The Supreme Court’s action sided with the Board of Tax Appeal’s (BOTA) earlier decision that allowed the Liberia Revenue Authority (LRA) to re-characterize the taxable period of 2009-2011 as the taxes on expatriate salaries owed by LCC, which the GSM operator claimed it did not owe.
“BOTA did not err in its ruling that under the Revenue Code of Liberia Act 2000, as amended. The LRA has the authority to re-characterize certain arrangements entered into by a taxpayer and other parties with taxable implications,” read the judgment delivered by the Supreme Court, adding, “and that under the said authority the LRA acted properly in re-characterizing in the taxable period from 2009-2011 as the taxes on expatriates’ salaries, inclusive of withholding taxes on expatriates in the amount of US$956,786.20”
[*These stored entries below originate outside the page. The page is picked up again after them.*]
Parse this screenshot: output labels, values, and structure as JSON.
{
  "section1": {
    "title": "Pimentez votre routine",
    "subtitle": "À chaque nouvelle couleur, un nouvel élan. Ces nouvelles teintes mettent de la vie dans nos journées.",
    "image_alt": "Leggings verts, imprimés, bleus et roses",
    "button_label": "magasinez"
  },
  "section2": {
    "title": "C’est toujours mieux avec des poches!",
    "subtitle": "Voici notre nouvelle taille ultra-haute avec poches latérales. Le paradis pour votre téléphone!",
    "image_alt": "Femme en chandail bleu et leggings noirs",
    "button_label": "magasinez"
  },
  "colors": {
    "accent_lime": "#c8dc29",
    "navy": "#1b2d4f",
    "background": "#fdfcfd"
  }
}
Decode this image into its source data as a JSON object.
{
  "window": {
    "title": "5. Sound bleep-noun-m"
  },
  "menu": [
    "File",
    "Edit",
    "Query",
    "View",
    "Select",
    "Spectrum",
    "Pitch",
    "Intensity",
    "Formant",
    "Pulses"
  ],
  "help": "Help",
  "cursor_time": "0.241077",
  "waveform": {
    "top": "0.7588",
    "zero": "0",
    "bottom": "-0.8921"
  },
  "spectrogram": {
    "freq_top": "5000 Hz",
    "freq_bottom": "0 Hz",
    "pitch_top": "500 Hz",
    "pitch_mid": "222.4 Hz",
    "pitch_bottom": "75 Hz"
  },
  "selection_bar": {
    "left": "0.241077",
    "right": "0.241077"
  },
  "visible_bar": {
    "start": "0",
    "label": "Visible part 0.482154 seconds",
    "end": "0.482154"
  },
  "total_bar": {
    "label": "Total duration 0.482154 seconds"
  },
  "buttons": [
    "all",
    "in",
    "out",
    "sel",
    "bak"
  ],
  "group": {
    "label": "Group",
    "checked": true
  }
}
The judgment added that “Withholding on non-residents in the amount of US$889,682.38, including interest of US$159,391.99 and US$370,238.21 respectively totaled an accumulated amount of US$2,376,098.78.”
Accordingly, the ruling said,” LCC is adjudged liable to the Government in tax obligation in the amount of US$2,376,098.78.”
The Supreme Court authorized its clerk to send a mandate to the lower court directing the judge presiding to resume jurisdiction over the case and to give effect to its judgment against the LCC.
Before the Supreme Court action, BOTA had earlier held Lonestar liable and authorized the telecommunications operator to pay US$1.9 million, which the company rejected on grounds that it owned no taxes, thereby contesting the decision and appealing to the Supreme Court.
Initially, the LRA had claimed that the LCC owed US$19.2 million including the unpaid expatriate salaries, which BOTA reduced to US$1.9 million, before it was increased to US$2,376,098.78 by the Supreme Court.
The 2000 Revenue Act provides that “to access or audit once and to reassess or re-audit once a taxpayer’s books, records and accounts for the same period, but not more than twice for the same period, unless fraud is expressly shown on the part of the taxpayer.”